Can large language models replace humans in the systematic review process? Evaluating GPT-4’s efficacy in screening and extracting data

Article type
Authors
Khraisha Q1, Put S2, Kappenberg J3, Warraitch A1, Hadfield K1
1Trinity College Dublin, Dublin, Ireland; School of Psychology, Trinity College Dublin, Dublin, Ireland
2Department of Education University of York, UK, York, UK
3School of Psychology, Trinity College Dublin, Dublin, Ireland
Abstract
Systematic reviews are vital for guiding practice, research, and policy, yet they are often slow and labour-intensive.

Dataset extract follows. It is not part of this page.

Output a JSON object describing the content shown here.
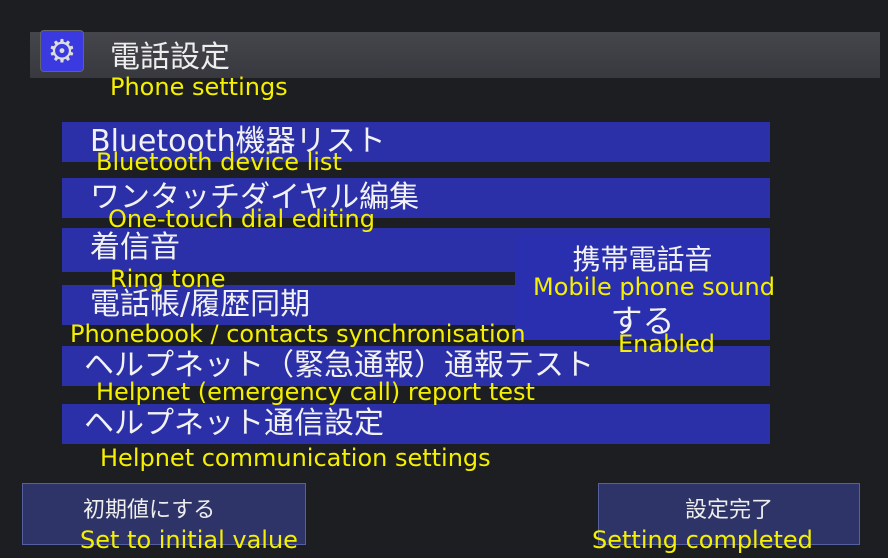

Large language models (LLMs) could speed up and automate systematic reviews, but their performance in such tasks has yet to be comprehensively evaluated against humans, and no study has tested GPT-4, the biggest LLM so far. This pre-registered study uses a ‘human-out-of-the-loop’ approach to evaluate GPT-4’s capability in title/abstract screening, full-text review, and data extraction across various literature types and languages. Although GPT-4 had accuracy on par with human performance in some tasks, results were skewed by chance agreement and dataset imbalance. Adjusting for these caused performance scores to drop across all stages: for data extraction, performance was moderate, and for screening, it ranged from none in highly balanced literature datasets (~1:1) and moderate in those datasets where the ratio of inclusion to exclusion in studies was imbalanced (~1:3). When screening full-text literature using highly reliable prompts, GPT-4’s performance was more robust, reaching ‘human-like’ levels. While our findings indicate that, currently, substantial caution should be exercised if LLMs are being used to conduct systematic reviews, they also offer preliminary evidence that, for certain review tasks delivered under specific conditions, LLMs can rival human performance.